The psychology involved is far removed from science. “When they have really strong beliefs and and really strong emotions and really strong motivation—in this case that climate change isn't real—if they believe strongly enough, they feel like the need to defend themselves against those who are attacking their beliefs,” Mooney said. “The Cuccinelli thing shows how far it will go.”


Asked to compare the two cases, Mooney said, “The similarities are that someone in an academic field is associated with arguments or positions that are so threatening to the policies of groups of people that they're willing to go this far to attack and discredit the individual involved.

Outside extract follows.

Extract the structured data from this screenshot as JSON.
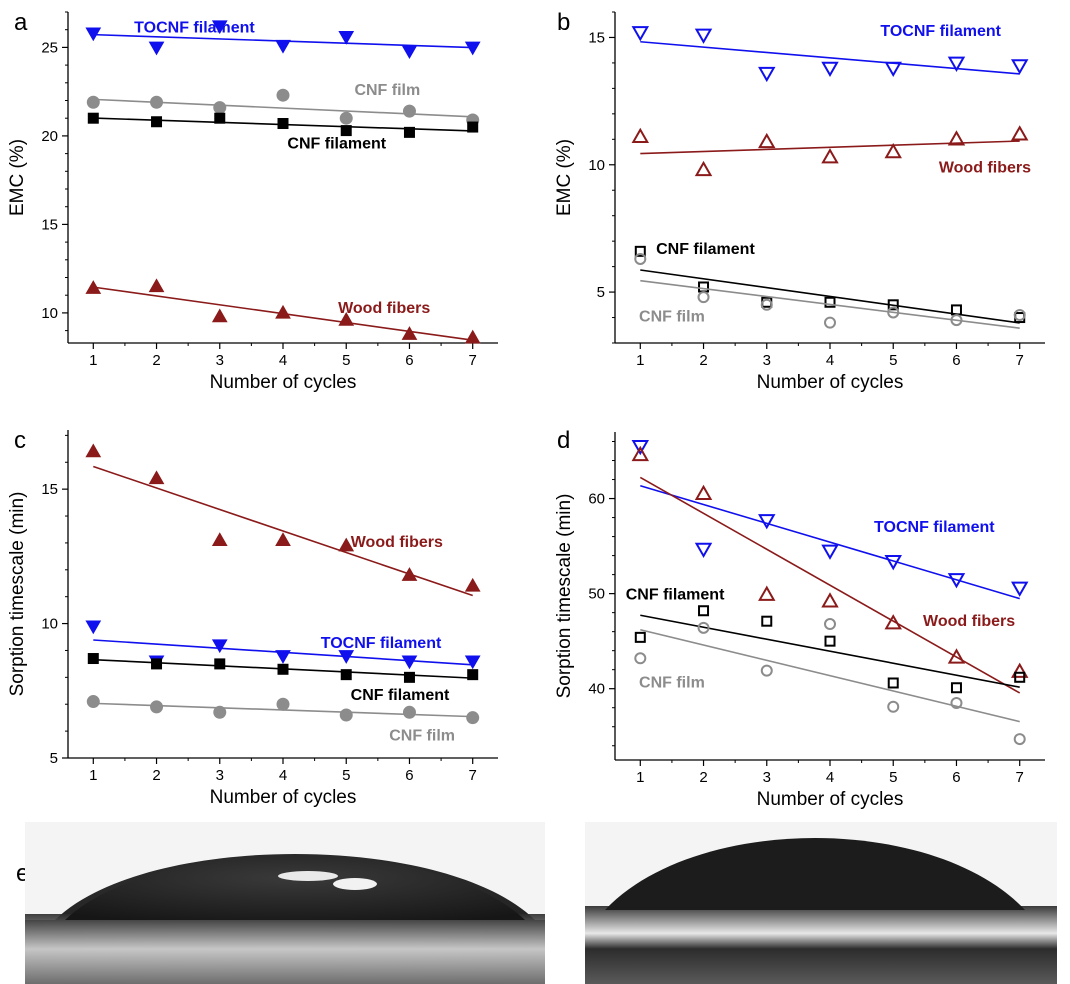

The differences include the specific nature of the dispute, the legal standing, the position of the university so far” and other specifics. But the heart of the conflict and motivating dynamic appear quite similar.


Wiener, however, sees a greater difference. “The Cronon thing is not about rewriting history—I doubt they know anything about Cronon's work as a historian (except for his post on ALEC). Seems to be they'd be delighted if Cronon stuck to environmental history and stayed away from blogging about ALEC.”

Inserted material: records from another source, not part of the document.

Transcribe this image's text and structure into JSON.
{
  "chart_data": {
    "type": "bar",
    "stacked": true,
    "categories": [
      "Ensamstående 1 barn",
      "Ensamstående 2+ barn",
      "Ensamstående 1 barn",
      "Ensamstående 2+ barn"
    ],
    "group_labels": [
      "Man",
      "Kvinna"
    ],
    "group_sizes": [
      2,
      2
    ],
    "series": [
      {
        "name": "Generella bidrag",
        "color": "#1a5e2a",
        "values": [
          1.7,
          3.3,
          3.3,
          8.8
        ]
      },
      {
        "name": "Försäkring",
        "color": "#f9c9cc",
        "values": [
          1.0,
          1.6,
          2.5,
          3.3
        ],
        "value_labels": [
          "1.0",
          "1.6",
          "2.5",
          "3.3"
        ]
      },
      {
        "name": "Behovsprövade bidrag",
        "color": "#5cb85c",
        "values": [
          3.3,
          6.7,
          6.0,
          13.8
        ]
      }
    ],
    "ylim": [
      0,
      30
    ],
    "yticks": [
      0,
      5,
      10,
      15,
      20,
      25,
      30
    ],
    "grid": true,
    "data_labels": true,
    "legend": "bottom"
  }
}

Wiener also doesn't see the attack on Cronon as part of anything systematic. “There is the Michigan labor studies email 'request.' which is much more systematic.” This refers to a public records request from the Michigan-based Mackinac Center for Public Policy, aimed at professors at three state schools.

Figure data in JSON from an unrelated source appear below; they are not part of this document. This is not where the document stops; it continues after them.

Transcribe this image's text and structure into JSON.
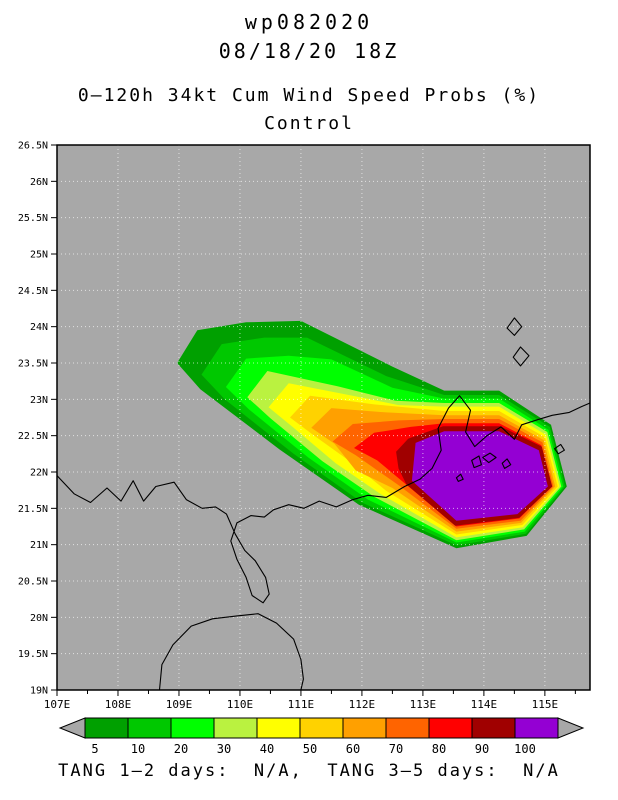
{
  "header": {
    "storm_id": "wp082020",
    "datetime": "08/18/20 18Z",
    "product": "0–120h 34kt Cum Wind Speed Probs (%)",
    "model": "Control"
  },
  "footer": {
    "text": "TANG 1–2 days:  N/A,  TANG 3–5 days:  N/A"
  },
  "map": {
    "lon_min": 107,
    "lon_max": 115.74,
    "lat_min": 19,
    "lat_max": 26.5,
    "bg": "#a8a8a8",
    "grid_lons": [
      108,
      109,
      110,
      111,
      112,
      113,
      114,
      115
    ],
    "grid_lats": [
      19.5,
      20,
      20.5,
      21,
      21.5,
      22,
      22.5,
      23,
      23.5,
      24,
      24.5,
      25,
      25.5,
      26
    ],
    "x_axis": {
      "tick_values": [
        107,
        108,
        109,
        110,
        111,
        112,
        113,
        114,
        115
      ],
      "tick_labels": [
        "107E",
        "108E",
        "109E",
        "110E",
        "111E",
        "112E",
        "113E",
        "114E",
        "115E"
      ],
      "minor_ticks": [
        107.5,
        108.5,
        109.5,
        110.5,
        111.5,
        112.5,
        113.5,
        114.5,
        115.5
      ]
    },
    "y_axis": {
      "tick_values": [
        26.5,
        26,
        25.5,
        25,
        24.5,
        24,
        23.5,
        23,
        22.5,
        22,
        21.5,
        21,
        20.5,
        20,
        19.5,
        19
      ],
      "tick_labels": [
        "26.5N",
        "26N",
        "25.5N",
        "25N",
        "24.5N",
        "24N",
        "23.5N",
        "23N",
        "22.5N",
        "22N",
        "21.5N",
        "21N",
        "20.5N",
        "20N",
        "19.5N",
        "19N"
      ]
    }
  },
  "chart_data": {
    "type": "filled-contour-map",
    "title": "0–120h 34kt Cum Wind Speed Probs (%)",
    "subtitle": "Control",
    "storm": "wp082020",
    "valid_time": "08/18/20 18Z",
    "units": "%",
    "levels_percent": [
      5,
      10,
      20,
      30,
      40,
      50,
      60,
      70,
      80,
      90,
      100
    ],
    "colorbar": {
      "labels": [
        "5",
        "10",
        "20",
        "30",
        "40",
        "50",
        "60",
        "70",
        "80",
        "90",
        "100"
      ],
      "colors": [
        "#00a000",
        "#00c800",
        "#00ff00",
        "#baf240",
        "#ffff00",
        "#ffd200",
        "#ffa000",
        "#ff6400",
        "#ff0000",
        "#a00000",
        "#9400d3"
      ],
      "endcap_color": "#a8a8a8"
    },
    "bands": [
      {
        "level": 5,
        "color": "#00a000",
        "polygon": [
          [
            108.97,
            23.5
          ],
          [
            109.3,
            23.95
          ],
          [
            110.1,
            24.06
          ],
          [
            111.0,
            24.08
          ],
          [
            112.5,
            23.45
          ],
          [
            113.35,
            23.12
          ],
          [
            114.25,
            23.12
          ],
          [
            115.1,
            22.65
          ],
          [
            115.36,
            21.8
          ],
          [
            114.7,
            21.12
          ],
          [
            113.55,
            20.95
          ],
          [
            111.95,
            21.55
          ],
          [
            110.65,
            22.31
          ],
          [
            109.35,
            23.14
          ]
        ]
      },
      {
        "level": 10,
        "color": "#00c800",
        "polygon": [
          [
            109.37,
            23.34
          ],
          [
            109.7,
            23.76
          ],
          [
            110.4,
            23.85
          ],
          [
            111.1,
            23.85
          ],
          [
            112.4,
            23.32
          ],
          [
            113.35,
            23.06
          ],
          [
            114.25,
            23.06
          ],
          [
            115.08,
            22.62
          ],
          [
            115.33,
            21.8
          ],
          [
            114.69,
            21.15
          ],
          [
            113.55,
            20.99
          ],
          [
            112.0,
            21.58
          ],
          [
            110.88,
            22.25
          ],
          [
            109.75,
            23.0
          ]
        ]
      },
      {
        "level": 20,
        "color": "#00ff00",
        "polygon": [
          [
            109.77,
            23.17
          ],
          [
            110.1,
            23.56
          ],
          [
            110.8,
            23.6
          ],
          [
            111.5,
            23.55
          ],
          [
            112.5,
            23.16
          ],
          [
            113.35,
            23.01
          ],
          [
            114.25,
            23.01
          ],
          [
            115.06,
            22.58
          ],
          [
            115.3,
            21.8
          ],
          [
            114.67,
            21.18
          ],
          [
            113.55,
            21.03
          ],
          [
            112.1,
            21.62
          ],
          [
            111.12,
            22.2
          ],
          [
            110.15,
            22.86
          ]
        ]
      },
      {
        "level": 30,
        "color": "#baf240",
        "polygon": [
          [
            110.12,
            23.03
          ],
          [
            110.45,
            23.39
          ],
          [
            111.6,
            23.18
          ],
          [
            112.55,
            22.98
          ],
          [
            113.35,
            22.95
          ],
          [
            114.25,
            22.95
          ],
          [
            115.04,
            22.55
          ],
          [
            115.27,
            21.8
          ],
          [
            114.66,
            21.21
          ],
          [
            113.55,
            21.06
          ],
          [
            112.2,
            21.66
          ],
          [
            111.35,
            22.15
          ],
          [
            110.5,
            22.74
          ]
        ]
      },
      {
        "level": 40,
        "color": "#ffff00",
        "polygon": [
          [
            110.47,
            22.89
          ],
          [
            110.8,
            23.22
          ],
          [
            111.9,
            23.04
          ],
          [
            112.6,
            22.92
          ],
          [
            113.35,
            22.9
          ],
          [
            114.25,
            22.9
          ],
          [
            115.02,
            22.51
          ],
          [
            115.24,
            21.8
          ],
          [
            114.64,
            21.24
          ],
          [
            113.55,
            21.1
          ],
          [
            112.3,
            21.7
          ],
          [
            111.57,
            22.12
          ],
          [
            110.85,
            22.63
          ]
        ]
      },
      {
        "level": 50,
        "color": "#ffd200",
        "polygon": [
          [
            110.82,
            22.75
          ],
          [
            111.15,
            23.05
          ],
          [
            112.2,
            22.93
          ],
          [
            113.35,
            22.84
          ],
          [
            114.25,
            22.84
          ],
          [
            115.0,
            22.48
          ],
          [
            115.21,
            21.8
          ],
          [
            114.63,
            21.27
          ],
          [
            113.55,
            21.14
          ],
          [
            112.4,
            21.74
          ],
          [
            111.8,
            22.15
          ],
          [
            111.2,
            22.51
          ]
        ]
      },
      {
        "level": 60,
        "color": "#ffa000",
        "polygon": [
          [
            111.17,
            22.61
          ],
          [
            111.5,
            22.88
          ],
          [
            112.4,
            22.82
          ],
          [
            113.35,
            22.78
          ],
          [
            114.25,
            22.78
          ],
          [
            114.98,
            22.44
          ],
          [
            115.17,
            21.8
          ],
          [
            114.61,
            21.3
          ],
          [
            113.55,
            21.18
          ],
          [
            112.5,
            21.78
          ],
          [
            111.9,
            22.02
          ],
          [
            111.55,
            22.39
          ]
        ]
      },
      {
        "level": 70,
        "color": "#ff6400",
        "polygon": [
          [
            111.52,
            22.42
          ],
          [
            111.85,
            22.66
          ],
          [
            112.6,
            22.71
          ],
          [
            113.35,
            22.73
          ],
          [
            114.25,
            22.73
          ],
          [
            114.96,
            22.41
          ],
          [
            115.14,
            21.8
          ],
          [
            114.6,
            21.33
          ],
          [
            113.55,
            21.22
          ],
          [
            112.6,
            21.82
          ],
          [
            111.9,
            22.23
          ]
        ]
      },
      {
        "level": 80,
        "color": "#ff0000",
        "polygon": [
          [
            111.87,
            22.33
          ],
          [
            112.2,
            22.54
          ],
          [
            112.8,
            22.62
          ],
          [
            113.35,
            22.67
          ],
          [
            114.25,
            22.67
          ],
          [
            114.94,
            22.37
          ],
          [
            115.11,
            21.8
          ],
          [
            114.58,
            21.36
          ],
          [
            113.55,
            21.25
          ],
          [
            112.68,
            21.86
          ],
          [
            112.25,
            22.16
          ]
        ]
      },
      {
        "level": 90,
        "color": "#a00000",
        "polygon": [
          [
            112.56,
            22.28
          ],
          [
            112.76,
            22.46
          ],
          [
            113.33,
            22.63
          ],
          [
            114.27,
            22.63
          ],
          [
            114.95,
            22.35
          ],
          [
            115.12,
            21.8
          ],
          [
            114.58,
            21.37
          ],
          [
            113.53,
            21.26
          ],
          [
            112.73,
            21.83
          ],
          [
            112.6,
            22.05
          ]
        ]
      },
      {
        "level": 100,
        "color": "#9400d3",
        "polygon": [
          [
            112.88,
            22.4
          ],
          [
            113.35,
            22.56
          ],
          [
            114.25,
            22.56
          ],
          [
            114.9,
            22.3
          ],
          [
            115.05,
            21.8
          ],
          [
            114.55,
            21.42
          ],
          [
            113.55,
            21.33
          ],
          [
            112.82,
            21.88
          ]
        ]
      }
    ],
    "coastlines": [
      {
        "name": "south-china-coast",
        "closed": false,
        "pts": [
          [
            107.0,
            21.95
          ],
          [
            107.28,
            21.7
          ],
          [
            107.55,
            21.58
          ],
          [
            107.82,
            21.78
          ],
          [
            108.05,
            21.6
          ],
          [
            108.25,
            21.88
          ],
          [
            108.42,
            21.6
          ],
          [
            108.62,
            21.8
          ],
          [
            108.92,
            21.86
          ],
          [
            109.12,
            21.62
          ],
          [
            109.38,
            21.5
          ],
          [
            109.6,
            21.52
          ],
          [
            109.78,
            21.42
          ],
          [
            109.92,
            21.15
          ],
          [
            110.08,
            20.92
          ],
          [
            110.25,
            20.78
          ],
          [
            110.42,
            20.55
          ],
          [
            110.48,
            20.32
          ],
          [
            110.38,
            20.2
          ],
          [
            110.2,
            20.3
          ],
          [
            110.1,
            20.55
          ],
          [
            109.95,
            20.8
          ],
          [
            109.85,
            21.05
          ],
          [
            109.95,
            21.3
          ],
          [
            110.18,
            21.4
          ],
          [
            110.4,
            21.38
          ],
          [
            110.55,
            21.48
          ],
          [
            110.8,
            21.55
          ],
          [
            111.05,
            21.5
          ],
          [
            111.3,
            21.6
          ],
          [
            111.58,
            21.52
          ],
          [
            111.85,
            21.62
          ],
          [
            112.1,
            21.68
          ],
          [
            112.4,
            21.65
          ],
          [
            112.7,
            21.8
          ],
          [
            112.95,
            21.9
          ],
          [
            113.15,
            22.05
          ],
          [
            113.3,
            22.3
          ],
          [
            113.25,
            22.6
          ],
          [
            113.42,
            22.88
          ],
          [
            113.6,
            23.05
          ],
          [
            113.78,
            22.85
          ],
          [
            113.7,
            22.55
          ],
          [
            113.85,
            22.35
          ],
          [
            114.05,
            22.5
          ],
          [
            114.28,
            22.62
          ],
          [
            114.5,
            22.45
          ],
          [
            114.62,
            22.65
          ],
          [
            114.88,
            22.72
          ],
          [
            115.12,
            22.78
          ],
          [
            115.4,
            22.82
          ],
          [
            115.6,
            22.9
          ],
          [
            115.74,
            22.95
          ]
        ]
      },
      {
        "name": "hainan-coast",
        "closed": false,
        "pts": [
          [
            108.68,
            19.0
          ],
          [
            108.72,
            19.35
          ],
          [
            108.9,
            19.62
          ],
          [
            109.2,
            19.88
          ],
          [
            109.55,
            19.98
          ],
          [
            109.95,
            20.02
          ],
          [
            110.3,
            20.05
          ],
          [
            110.6,
            19.92
          ],
          [
            110.88,
            19.7
          ],
          [
            111.0,
            19.42
          ],
          [
            111.04,
            19.15
          ],
          [
            111.0,
            19.0
          ]
        ]
      },
      {
        "name": "hong-kong-island",
        "closed": true,
        "pts": [
          [
            113.98,
            22.2
          ],
          [
            114.1,
            22.26
          ],
          [
            114.2,
            22.2
          ],
          [
            114.08,
            22.13
          ]
        ]
      },
      {
        "name": "lantau-island",
        "closed": true,
        "pts": [
          [
            113.8,
            22.16
          ],
          [
            113.92,
            22.22
          ],
          [
            113.96,
            22.1
          ],
          [
            113.84,
            22.06
          ]
        ]
      },
      {
        "name": "island-east",
        "closed": true,
        "pts": [
          [
            114.3,
            22.12
          ],
          [
            114.38,
            22.18
          ],
          [
            114.44,
            22.1
          ],
          [
            114.34,
            22.05
          ]
        ]
      },
      {
        "name": "island-southwest",
        "closed": true,
        "pts": [
          [
            113.55,
            21.92
          ],
          [
            113.62,
            21.97
          ],
          [
            113.66,
            21.9
          ],
          [
            113.58,
            21.87
          ]
        ]
      },
      {
        "name": "inland-water-1",
        "closed": true,
        "pts": [
          [
            114.38,
            23.98
          ],
          [
            114.5,
            24.12
          ],
          [
            114.62,
            24.0
          ],
          [
            114.5,
            23.88
          ]
        ]
      },
      {
        "name": "inland-water-2",
        "closed": true,
        "pts": [
          [
            114.48,
            23.58
          ],
          [
            114.6,
            23.72
          ],
          [
            114.74,
            23.6
          ],
          [
            114.6,
            23.46
          ]
        ]
      },
      {
        "name": "island-northeast",
        "closed": true,
        "pts": [
          [
            115.16,
            22.32
          ],
          [
            115.26,
            22.38
          ],
          [
            115.32,
            22.3
          ],
          [
            115.22,
            22.25
          ]
        ]
      }
    ]
  }
}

“According to professors subject to the request,” Talking Points Memo reports, “the request is extremely rare in academic circles. An employee at the think tank requesting the emails tells TPM they're part of an investigation into what labor studies professors at state schools in Michigan are saying about the situation in Madison, Wisc., the epicenter of the clashes between unions and Republican-run state governments across the Midwest.”


The Mackinac Center is part of a nationwide network of state-level think tanks, organizationally separate from ALEC, but functionally closely related. Koch brothers money has gone to them in the past, according to Mother Jones. The center has a history of pushing for extreme proposals such as those promoted by Michigan Governor Rick Snyder as well Wisconsin's Scott Walker, TPM explained. It also has a history of using public records requests to go after state workers—though never in such a sweeping manner before. The list of search terms even included MSNBC's Rachel Maddow, by her last name. “Some days my job is weirder than others,” told TPM, in response.


The story reveals a striking lack of symmetry between conservative private institutions on the one hand, and the public institutions they are gunning for, on the other. According to TPM, Mackinac Center research associate Jarrett Skorup, who helped produce the requests, “wasn't sure what they'd be used for in the end.”


"I would imagine just to see what the people in the labor studies dept are thinking about stuff in Wisconsin," Skorup told TPM. But his boss, Ken Braun, refused to comment. "I'm not going to release what we're writing about," TPM quoted him.


The two sets of rules may have rational historical roots justifying them. And Cronon himself would no doubt defend that state of affairs. But a rational past seems increasingly at odds with an irrational present.


The right has been playing hardball with unequal rules for a very long time now. William Cronon appears to have tapped a nerve by saying, in effect, "Hold on. Let's take a look at how this game is being played." Some folks, it would seem, don't like that one bit.